|Communal Living in Russia: Essays|
|Some tenants spy on others.|
|Translation of the Russian Transcript|
Photograph: A denunciation sent to a foreign consulate.
It is natural that people whose everyday lives take place in the same apartment will know about each other's affairs. To a degree, such knowledge is considered normal. As in any group, some people want to know more.
Various types of spying (listening in, looking) are fairly widespread in communal apartments. One informant describes a neighbor's habits this way: "She openly listens at other people's doors, or she stands there and listens to a telephone conversation and then with great relish relates what she heard to people in the kitchen. She'll say something like, "And I heard her criticizing you through the door. I even stopped to listen." She has this pose she takes. When she's on her way back from the kitchen, she stops at her door, leans forward a little, and stands there for a couple of minutes without moving, just listening.

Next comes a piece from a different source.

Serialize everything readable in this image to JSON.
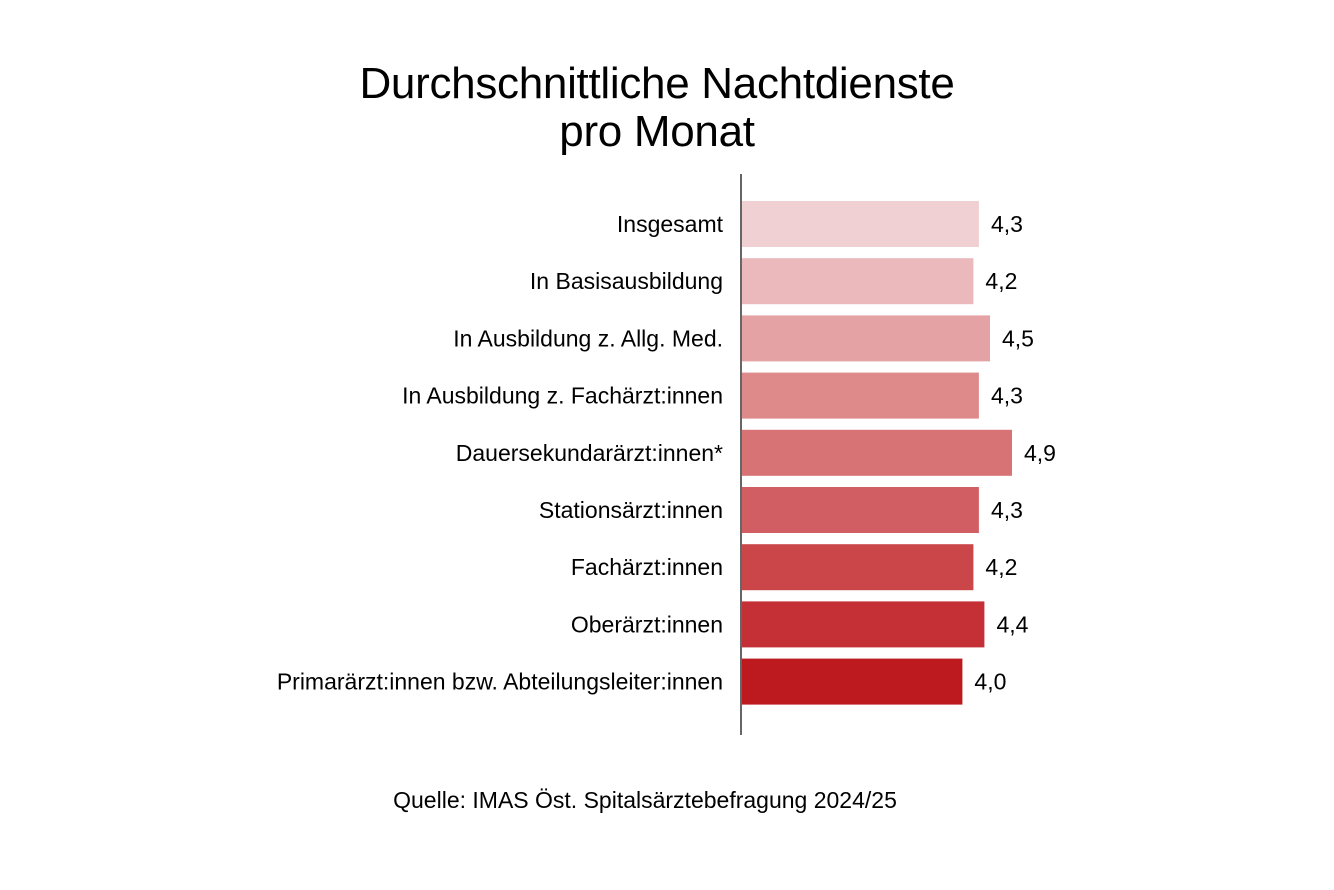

While behavior of this kind is not commonly seen and probably reflects the proclivities of this one woman, her neighbors do not regard it as exceptional. Less obvious forms of the same conduct are ordinary. At the present time, spying is done for its own sake and has no relationship to the system of mutual observation and control that was a feature of the Soviet state. In the Stalinist period, an inclination to spy on others was institutionalized and resulted in denunciations of neighbors sent to various official offices. Such denunciations would be motivated either by a genuine belief in the struggle against "alien elements" and the necessity of unmasking them or (more often) by the utility of denunciations as a weapon in intra-apartment altercations with neighbors and a way to get an extra room if a neighbor was sent to prison (as could happen following a denunciation from a communal apartment).